Alors, je vous ai transmis, je pense, deux
documents. J'espère que vous les avez. Vous n'avez peut-être pas eu le temps de
les regarder. Le premier comprend des figures, en fait, que je vais utiliser,
et je trouvais plus simple que vous les ayez sous la main. Et le deuxième,
c'est un article qui n'est pas encore publié, donc qui n'est pas accessible,
mais qui résume un peu les commentaires que les gens ont laissés à la fin de
nos questionnaires, que je trouve intéressants parce qu'ils mettent en évidence
le fait qu'il y a quelque chose d'un peu réducteur dans le fait de simplement
rapporter la proportion de gens qui sont pour ou contre une certaine intervention,
donc en l'occurrence l'extension de l'aide médicale à mourir dans ce cas ici.
Parce qu'une personne peut être contre mais trouver que, dans certaines
situations, c'est peut-être effectivement la meilleure solution. À l'inverse,
vous avez des gens qui se sont dits favorables à l'extension mais qui ont
exprimé des craintes, des préoccupations dans l'espace qu'on leur avait donné à
cette fin.
Alors, si je vous renvoie à la première
figure ou la deuxième, là, après la page-titre, de ce que je vous ai présenté,
donc vous voyez que la vignette qu'on a utilisée fait intervenir une personne
qui est atteinte de la maladie d'Alzheimer, qui avait demandé l'aide médicale à
mourir pendant qu'elle était encore capable de le faire et qui, maintenant,
n'est plus apte à prendre des décisions et pour qui l'aide médicale à mourir
est considérée à deux moments différents. C'est un peu le scénario type que
l'on imagine, puis je vais y revenir dans quelques instants.

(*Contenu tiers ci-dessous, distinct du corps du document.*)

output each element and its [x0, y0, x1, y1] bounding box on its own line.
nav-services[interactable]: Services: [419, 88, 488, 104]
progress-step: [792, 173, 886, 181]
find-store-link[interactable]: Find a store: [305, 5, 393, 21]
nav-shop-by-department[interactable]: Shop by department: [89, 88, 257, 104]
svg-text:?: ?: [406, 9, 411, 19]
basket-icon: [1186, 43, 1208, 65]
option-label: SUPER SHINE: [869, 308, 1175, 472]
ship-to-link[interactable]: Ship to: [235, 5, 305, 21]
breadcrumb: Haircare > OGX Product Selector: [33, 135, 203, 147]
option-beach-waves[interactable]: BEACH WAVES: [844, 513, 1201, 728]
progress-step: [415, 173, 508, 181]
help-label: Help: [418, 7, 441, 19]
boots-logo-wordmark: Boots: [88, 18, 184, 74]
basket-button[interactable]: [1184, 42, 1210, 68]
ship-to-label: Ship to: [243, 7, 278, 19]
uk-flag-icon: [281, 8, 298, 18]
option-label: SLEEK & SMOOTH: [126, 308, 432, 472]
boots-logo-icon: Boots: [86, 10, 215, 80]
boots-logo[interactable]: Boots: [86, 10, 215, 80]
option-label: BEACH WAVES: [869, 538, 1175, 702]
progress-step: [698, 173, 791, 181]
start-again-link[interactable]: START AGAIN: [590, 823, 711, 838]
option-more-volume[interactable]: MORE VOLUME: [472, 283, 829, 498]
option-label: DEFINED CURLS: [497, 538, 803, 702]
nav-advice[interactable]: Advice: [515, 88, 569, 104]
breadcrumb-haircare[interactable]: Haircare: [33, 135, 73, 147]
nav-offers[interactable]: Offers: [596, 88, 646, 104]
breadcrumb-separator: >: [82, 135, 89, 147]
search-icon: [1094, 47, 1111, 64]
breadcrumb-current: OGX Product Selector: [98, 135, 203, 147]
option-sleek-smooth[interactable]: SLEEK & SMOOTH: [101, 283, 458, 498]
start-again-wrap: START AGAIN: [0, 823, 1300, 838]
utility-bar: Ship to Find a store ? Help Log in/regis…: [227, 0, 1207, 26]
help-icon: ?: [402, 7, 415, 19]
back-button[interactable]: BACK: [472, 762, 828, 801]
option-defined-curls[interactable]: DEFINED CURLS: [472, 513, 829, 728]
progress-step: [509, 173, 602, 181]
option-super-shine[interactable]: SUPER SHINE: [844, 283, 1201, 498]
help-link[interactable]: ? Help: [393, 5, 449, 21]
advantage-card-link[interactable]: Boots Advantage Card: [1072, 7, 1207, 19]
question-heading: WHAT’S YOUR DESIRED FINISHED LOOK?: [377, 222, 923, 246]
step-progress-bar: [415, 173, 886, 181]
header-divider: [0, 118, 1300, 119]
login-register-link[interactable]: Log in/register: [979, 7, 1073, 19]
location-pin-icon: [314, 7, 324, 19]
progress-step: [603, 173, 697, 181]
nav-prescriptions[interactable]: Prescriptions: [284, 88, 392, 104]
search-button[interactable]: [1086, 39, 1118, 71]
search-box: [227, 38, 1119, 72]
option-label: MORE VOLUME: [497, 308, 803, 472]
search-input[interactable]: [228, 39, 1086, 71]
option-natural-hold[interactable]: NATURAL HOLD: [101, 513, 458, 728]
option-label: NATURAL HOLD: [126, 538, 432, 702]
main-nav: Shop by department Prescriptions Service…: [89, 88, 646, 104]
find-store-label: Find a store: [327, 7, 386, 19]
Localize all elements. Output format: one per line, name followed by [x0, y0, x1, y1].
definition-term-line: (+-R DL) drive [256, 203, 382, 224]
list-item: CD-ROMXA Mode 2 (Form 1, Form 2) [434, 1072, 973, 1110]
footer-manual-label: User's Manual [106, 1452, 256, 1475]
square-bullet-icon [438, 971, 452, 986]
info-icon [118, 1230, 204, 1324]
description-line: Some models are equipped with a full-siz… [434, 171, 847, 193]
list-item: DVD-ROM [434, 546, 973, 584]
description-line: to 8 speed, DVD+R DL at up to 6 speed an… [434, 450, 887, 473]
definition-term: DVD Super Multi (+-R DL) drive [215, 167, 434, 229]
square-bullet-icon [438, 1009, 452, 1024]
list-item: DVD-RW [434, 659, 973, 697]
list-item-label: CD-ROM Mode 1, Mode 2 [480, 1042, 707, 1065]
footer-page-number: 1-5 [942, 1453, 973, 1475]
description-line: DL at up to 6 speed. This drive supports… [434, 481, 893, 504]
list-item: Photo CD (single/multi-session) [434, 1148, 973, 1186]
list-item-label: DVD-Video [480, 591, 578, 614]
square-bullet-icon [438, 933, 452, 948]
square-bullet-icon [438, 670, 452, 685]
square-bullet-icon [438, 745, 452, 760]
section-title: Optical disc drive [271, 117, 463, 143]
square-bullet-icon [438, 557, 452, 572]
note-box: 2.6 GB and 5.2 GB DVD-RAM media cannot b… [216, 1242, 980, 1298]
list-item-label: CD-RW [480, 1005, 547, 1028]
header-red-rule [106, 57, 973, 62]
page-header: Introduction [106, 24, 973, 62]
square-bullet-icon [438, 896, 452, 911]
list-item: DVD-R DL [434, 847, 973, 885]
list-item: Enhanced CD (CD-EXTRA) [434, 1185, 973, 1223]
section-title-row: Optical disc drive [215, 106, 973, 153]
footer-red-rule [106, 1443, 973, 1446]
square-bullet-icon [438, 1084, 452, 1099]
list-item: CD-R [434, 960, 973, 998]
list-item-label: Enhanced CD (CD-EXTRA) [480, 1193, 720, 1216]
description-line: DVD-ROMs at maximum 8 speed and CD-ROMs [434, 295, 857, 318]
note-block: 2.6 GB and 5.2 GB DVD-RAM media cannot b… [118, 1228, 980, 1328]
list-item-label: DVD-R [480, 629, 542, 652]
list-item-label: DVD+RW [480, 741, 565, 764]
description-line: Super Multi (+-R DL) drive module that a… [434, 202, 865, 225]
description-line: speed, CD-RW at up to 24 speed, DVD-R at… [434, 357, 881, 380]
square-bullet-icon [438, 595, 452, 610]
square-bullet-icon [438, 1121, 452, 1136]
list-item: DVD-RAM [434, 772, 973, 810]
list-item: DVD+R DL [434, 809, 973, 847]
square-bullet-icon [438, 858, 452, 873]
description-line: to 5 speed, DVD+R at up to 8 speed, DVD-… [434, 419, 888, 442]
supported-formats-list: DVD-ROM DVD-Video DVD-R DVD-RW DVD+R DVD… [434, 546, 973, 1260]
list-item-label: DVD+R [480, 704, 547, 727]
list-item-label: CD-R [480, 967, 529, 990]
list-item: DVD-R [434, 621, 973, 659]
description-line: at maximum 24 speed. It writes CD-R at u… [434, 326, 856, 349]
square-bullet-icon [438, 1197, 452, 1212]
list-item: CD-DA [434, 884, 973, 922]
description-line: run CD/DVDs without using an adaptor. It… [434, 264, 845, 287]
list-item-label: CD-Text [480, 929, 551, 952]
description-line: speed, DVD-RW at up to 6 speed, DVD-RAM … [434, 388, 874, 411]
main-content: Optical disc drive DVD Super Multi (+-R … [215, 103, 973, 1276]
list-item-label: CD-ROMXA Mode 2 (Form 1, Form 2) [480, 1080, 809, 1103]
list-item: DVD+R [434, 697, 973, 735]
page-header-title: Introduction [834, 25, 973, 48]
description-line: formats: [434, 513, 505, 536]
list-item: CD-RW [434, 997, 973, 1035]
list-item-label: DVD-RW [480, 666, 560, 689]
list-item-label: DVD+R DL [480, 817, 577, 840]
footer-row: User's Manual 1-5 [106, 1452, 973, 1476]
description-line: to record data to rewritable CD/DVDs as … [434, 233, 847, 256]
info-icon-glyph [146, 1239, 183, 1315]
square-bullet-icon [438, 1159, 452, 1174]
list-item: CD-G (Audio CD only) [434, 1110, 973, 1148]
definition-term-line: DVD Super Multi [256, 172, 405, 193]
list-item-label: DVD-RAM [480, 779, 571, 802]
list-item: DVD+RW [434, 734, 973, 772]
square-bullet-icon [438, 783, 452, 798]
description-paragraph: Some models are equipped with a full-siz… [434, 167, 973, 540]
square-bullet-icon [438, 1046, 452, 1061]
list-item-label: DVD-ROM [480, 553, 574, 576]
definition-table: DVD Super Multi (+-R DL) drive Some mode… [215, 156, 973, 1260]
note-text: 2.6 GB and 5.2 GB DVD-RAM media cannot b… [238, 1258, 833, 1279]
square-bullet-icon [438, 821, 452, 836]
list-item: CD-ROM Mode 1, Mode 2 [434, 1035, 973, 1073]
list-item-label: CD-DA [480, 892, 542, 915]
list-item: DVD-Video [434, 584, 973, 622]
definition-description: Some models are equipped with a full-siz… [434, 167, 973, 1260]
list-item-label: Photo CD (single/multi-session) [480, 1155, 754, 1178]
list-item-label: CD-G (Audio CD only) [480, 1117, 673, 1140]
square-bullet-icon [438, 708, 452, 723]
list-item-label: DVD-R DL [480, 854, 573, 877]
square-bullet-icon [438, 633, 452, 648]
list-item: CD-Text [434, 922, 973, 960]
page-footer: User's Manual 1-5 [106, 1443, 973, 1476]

Mes études ont ciblé quatre groupes qui
vont revenir aussi dans… à travers mes différentes diapositives ou mes
différentes figures, donc des personnes âgées de 65 ans et plus, c'est-à-dire
les personnes qui sont les plus concernées par une perte éventuelle de leurs
fonctions cognitives, les proches aidants de personnes atteintes, qui
pourraient être appelés à initier la démarche d'aide médicale à mourir si
jamais la personne devenait inapte, et des infirmières et des médecins qui
pourraient être impliqués dans l'administration même de l'aide médicale à
mourir.
On s'entend que quand on parle de
situation d'inaptitude, ce n'est pas que la maladie d'Alzheimer ou autre cause
de démence, mais c'est sur cette population que j'ai travaillé. Donc, il ne
faut pas oublier que, dans une loi éventuelle, si on parlait de situation
d'inaptitude, que ce serait beaucoup plus englobant que ça comme terme.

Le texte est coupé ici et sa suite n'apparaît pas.